The solution is simple: reject homosexuality as sin. It isn't. And what they won't, what they can't fathom is that it NEVER was a sin! It's just as natural as me wanting to kiss a girl. Yet the psycho-emotional structure of the church lays the heaviest mindfuck on being who YOU are.

Few were as spiritual as I was growing up in church; I truly enjoyed the experience. However, my road to atheism began in the 10th grade when I read the Bible cover-to-cover and began comparing it to what was being preached from the pulpit and what was taught in Sunday School. Two years later I reread it cover-to-cover and the myth of it all really settled in: it's a wonderful book of stories, tales told mainly to make the transition from life to death a little easier to swallow. Where the book meets church is the intersection of its corruption. The church and its dogma doesn't really match what's in the Bible. It's always selectively reinterpreted to benefit the powerful (pope, men, priest, state).

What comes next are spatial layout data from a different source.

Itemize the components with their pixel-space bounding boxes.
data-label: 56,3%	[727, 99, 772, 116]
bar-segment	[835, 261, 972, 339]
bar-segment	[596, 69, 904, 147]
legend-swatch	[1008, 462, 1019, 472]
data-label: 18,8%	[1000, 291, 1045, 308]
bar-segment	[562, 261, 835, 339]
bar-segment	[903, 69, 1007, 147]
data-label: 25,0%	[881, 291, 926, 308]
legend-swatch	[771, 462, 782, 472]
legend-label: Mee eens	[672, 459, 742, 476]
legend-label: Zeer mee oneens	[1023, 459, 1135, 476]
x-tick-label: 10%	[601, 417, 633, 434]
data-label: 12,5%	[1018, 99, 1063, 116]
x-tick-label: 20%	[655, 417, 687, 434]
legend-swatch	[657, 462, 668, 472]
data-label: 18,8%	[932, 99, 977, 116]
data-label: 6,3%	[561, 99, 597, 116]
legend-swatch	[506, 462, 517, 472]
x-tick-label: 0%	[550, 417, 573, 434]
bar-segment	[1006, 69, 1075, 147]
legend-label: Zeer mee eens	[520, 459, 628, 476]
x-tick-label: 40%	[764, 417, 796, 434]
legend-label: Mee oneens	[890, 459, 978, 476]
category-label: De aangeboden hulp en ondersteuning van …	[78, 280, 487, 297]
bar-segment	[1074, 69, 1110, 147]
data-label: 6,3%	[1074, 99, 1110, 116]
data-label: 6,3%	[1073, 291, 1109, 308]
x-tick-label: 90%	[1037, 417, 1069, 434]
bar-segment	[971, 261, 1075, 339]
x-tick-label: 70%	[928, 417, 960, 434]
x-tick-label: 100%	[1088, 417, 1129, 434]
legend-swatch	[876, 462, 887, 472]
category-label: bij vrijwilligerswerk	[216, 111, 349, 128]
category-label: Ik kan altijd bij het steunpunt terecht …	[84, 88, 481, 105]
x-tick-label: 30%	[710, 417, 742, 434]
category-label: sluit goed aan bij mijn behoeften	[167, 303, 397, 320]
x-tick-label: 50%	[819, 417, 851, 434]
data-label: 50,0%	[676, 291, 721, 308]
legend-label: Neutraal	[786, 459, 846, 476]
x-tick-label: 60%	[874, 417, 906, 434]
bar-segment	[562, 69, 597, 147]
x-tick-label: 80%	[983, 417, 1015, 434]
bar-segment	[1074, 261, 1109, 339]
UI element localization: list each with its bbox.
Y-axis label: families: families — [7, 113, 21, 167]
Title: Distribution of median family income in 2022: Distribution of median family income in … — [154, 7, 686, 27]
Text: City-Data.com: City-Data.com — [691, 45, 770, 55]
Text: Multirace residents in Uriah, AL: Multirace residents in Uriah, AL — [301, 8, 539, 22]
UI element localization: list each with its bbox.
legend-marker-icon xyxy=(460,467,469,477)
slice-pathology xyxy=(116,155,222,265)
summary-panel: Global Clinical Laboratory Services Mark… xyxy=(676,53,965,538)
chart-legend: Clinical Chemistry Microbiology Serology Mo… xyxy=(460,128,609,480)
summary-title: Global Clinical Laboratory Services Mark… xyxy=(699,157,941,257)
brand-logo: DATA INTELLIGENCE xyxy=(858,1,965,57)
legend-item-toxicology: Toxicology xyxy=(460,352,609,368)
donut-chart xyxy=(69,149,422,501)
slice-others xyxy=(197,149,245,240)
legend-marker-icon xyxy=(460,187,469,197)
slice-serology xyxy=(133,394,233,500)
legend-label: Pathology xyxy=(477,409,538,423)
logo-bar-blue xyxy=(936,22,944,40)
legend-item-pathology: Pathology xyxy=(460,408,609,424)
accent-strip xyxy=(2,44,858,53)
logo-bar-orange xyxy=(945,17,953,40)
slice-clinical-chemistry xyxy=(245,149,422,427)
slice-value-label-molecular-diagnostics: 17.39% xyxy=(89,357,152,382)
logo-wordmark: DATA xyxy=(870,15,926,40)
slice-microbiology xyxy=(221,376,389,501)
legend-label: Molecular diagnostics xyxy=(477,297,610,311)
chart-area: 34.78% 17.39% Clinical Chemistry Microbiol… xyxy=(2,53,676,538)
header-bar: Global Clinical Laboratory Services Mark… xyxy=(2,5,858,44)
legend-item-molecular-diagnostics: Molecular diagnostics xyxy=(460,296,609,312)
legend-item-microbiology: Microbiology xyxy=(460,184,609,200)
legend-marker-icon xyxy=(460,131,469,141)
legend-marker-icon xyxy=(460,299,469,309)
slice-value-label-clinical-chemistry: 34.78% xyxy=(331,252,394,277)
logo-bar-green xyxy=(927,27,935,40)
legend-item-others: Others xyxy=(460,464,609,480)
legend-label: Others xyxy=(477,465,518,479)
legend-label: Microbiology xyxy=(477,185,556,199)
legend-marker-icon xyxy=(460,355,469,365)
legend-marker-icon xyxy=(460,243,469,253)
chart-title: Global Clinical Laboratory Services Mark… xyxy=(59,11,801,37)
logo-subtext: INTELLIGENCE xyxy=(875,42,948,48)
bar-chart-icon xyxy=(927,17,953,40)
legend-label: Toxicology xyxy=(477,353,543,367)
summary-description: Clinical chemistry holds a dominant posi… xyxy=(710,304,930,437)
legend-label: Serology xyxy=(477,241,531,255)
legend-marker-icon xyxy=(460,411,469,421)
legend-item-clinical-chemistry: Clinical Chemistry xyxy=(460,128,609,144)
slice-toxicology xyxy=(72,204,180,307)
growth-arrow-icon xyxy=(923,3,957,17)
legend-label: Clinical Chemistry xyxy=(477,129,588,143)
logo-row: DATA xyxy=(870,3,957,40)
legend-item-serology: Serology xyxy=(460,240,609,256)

By the time I was 20, I was more widely read and studied the problem of evil. No, I still haven't gotten around it. Simply put, if I were god, there wouldn't be deadly tsunamis or earthquakes or cancer or murder or Dick Cheney. And if I'm wrong, I'll proudly explain to god that I want nothing to do with him. Where was God in Noah's flood? He was systematically drowning the entire world, animal as well as human, as punishment for "sin." Where was God when Sodom and Gomorrah were consumed with fire and brimstone? He was deliberately barbecuing the citizenry, lock stock and barrel, as punishment for "sin." The modern, enlightened, theologically sophisticated Christian's entire religion is founded on an obsession with "sin," with punishment and with atonement. No wonder some god-believers blame Haiti's 300,000 dead on their sin, but wasn't the central purpose of Jesus' incarnation was to have himself tortured as a scapegoat for the "sins: of all humankind, past, present and future, beginning with the "sin" of Adam, who (as any modern theologian well knows) never even existed? ("Adam" is a nice myth, but evolution contradicts the tidy story.)

For the past 28 years, I've lived a wonderfully lighter life without the emotional burden of church and god and all the baggage attached to those activities. Whenever I did go to church, I was shunned because I didn't bring a family of kids with me. (I was always shoehorned in with the Seniors in Sunday School because the married couples couldn't talk kids with me and didn't want a guy coming to church without his wife.) Odd that their behavior wasn't welcoming.

Must be the tribe mentality. If you're not like "us" in every transparent way, we'd appreciate it if you left the building quietly and didn't make a scene.